Je promis de suivre à la lettre les instructions que venait de me donner mon compagnon.

– Ils n'auront pas encore le scalp du vieux Rubé de cette fois, ils ne l'auront pas encore, hi ! hi ! hi ! murmura mon camarade, incapable de jamais désespérer.

Je me retournai vers lui. Il riait de sa propre plaisanterie, et, dans une telle situation, cette gaieté me causa comme une sorte d'épouvante.

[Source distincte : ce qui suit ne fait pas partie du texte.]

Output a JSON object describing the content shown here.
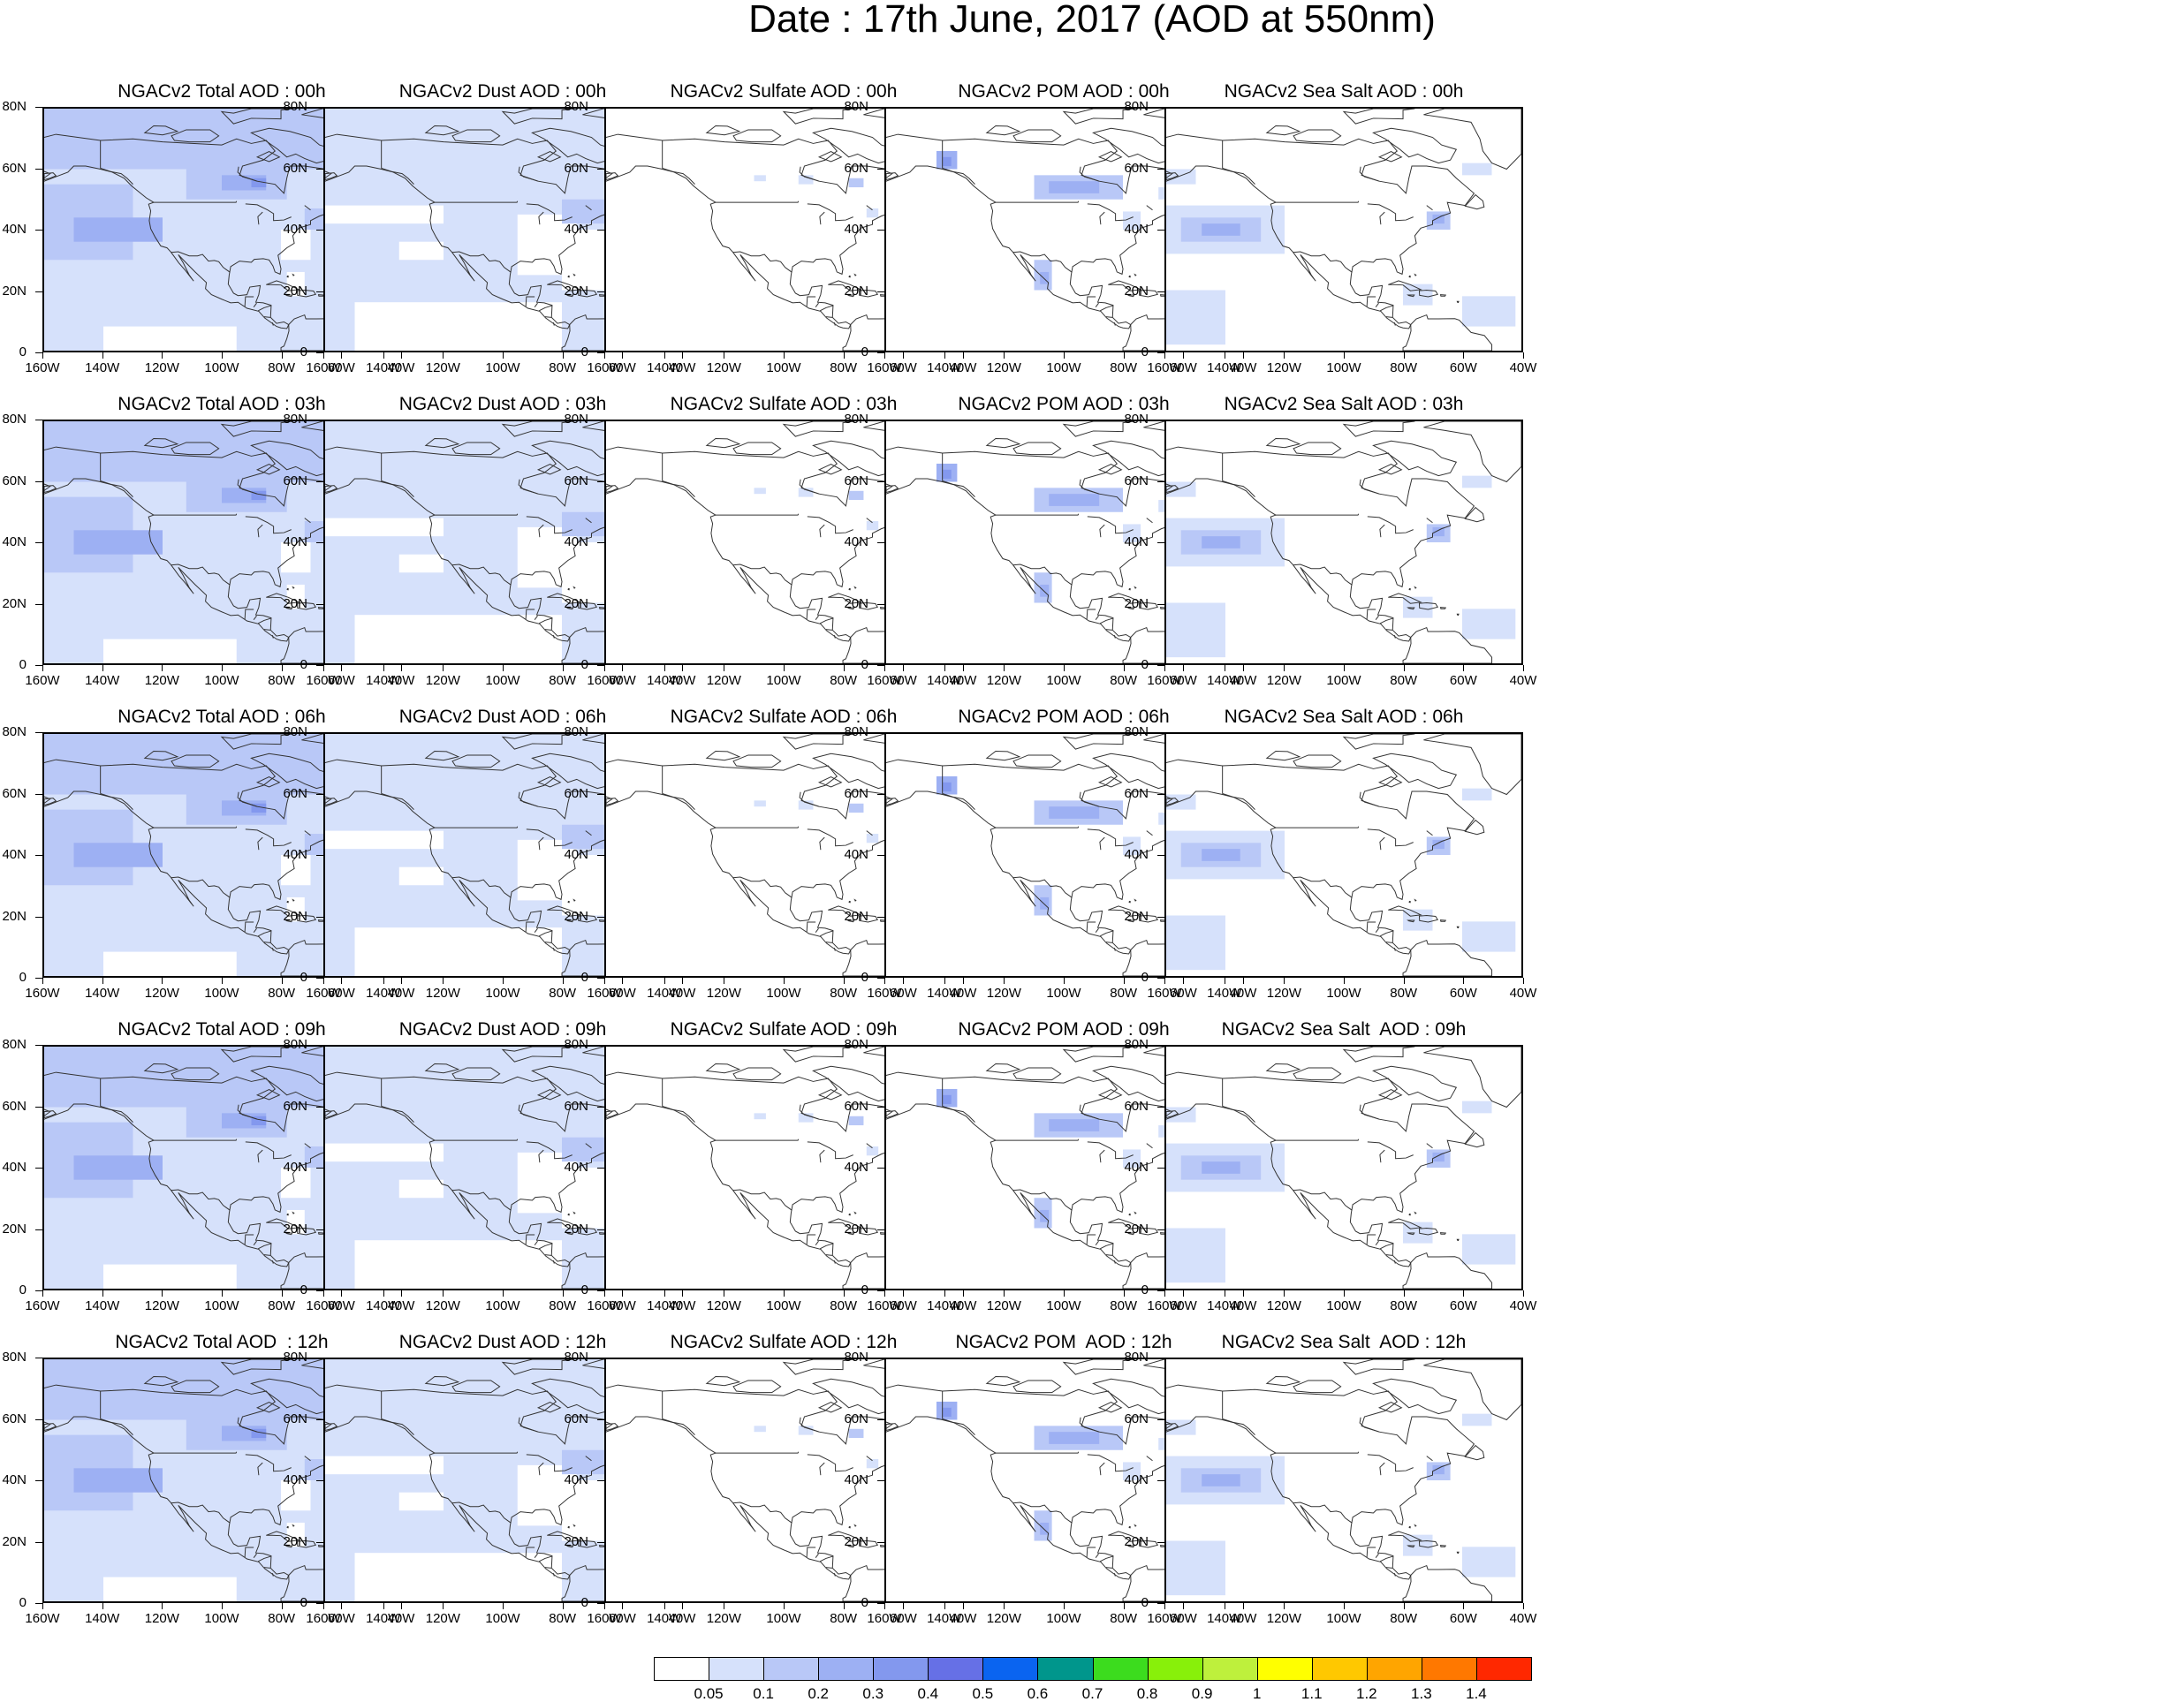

Plusieurs charges de broussailles avaient été empilées à l'embouchure de la cave. Je reconnus des plantes de créosote : l'ideondo. On les avait placées sur la torche encore allumée ; elles prirent feu et dégagèrent une fumée noire et épaisse. D'autres broussailles furent ajoutées par-dessus, et la vapeur fétide, poussée par l'air du dehors, commença à nous entrer dans les narines et dans la gorge, provoquant chez nous un sentiment subit de faiblesse et de suffocation. Je n'aurais pu supporter longtemps cette atteinte ; Rubé me cria :

– Allons, voilà le moment, jeune homme ! dehors, et tapez dessus !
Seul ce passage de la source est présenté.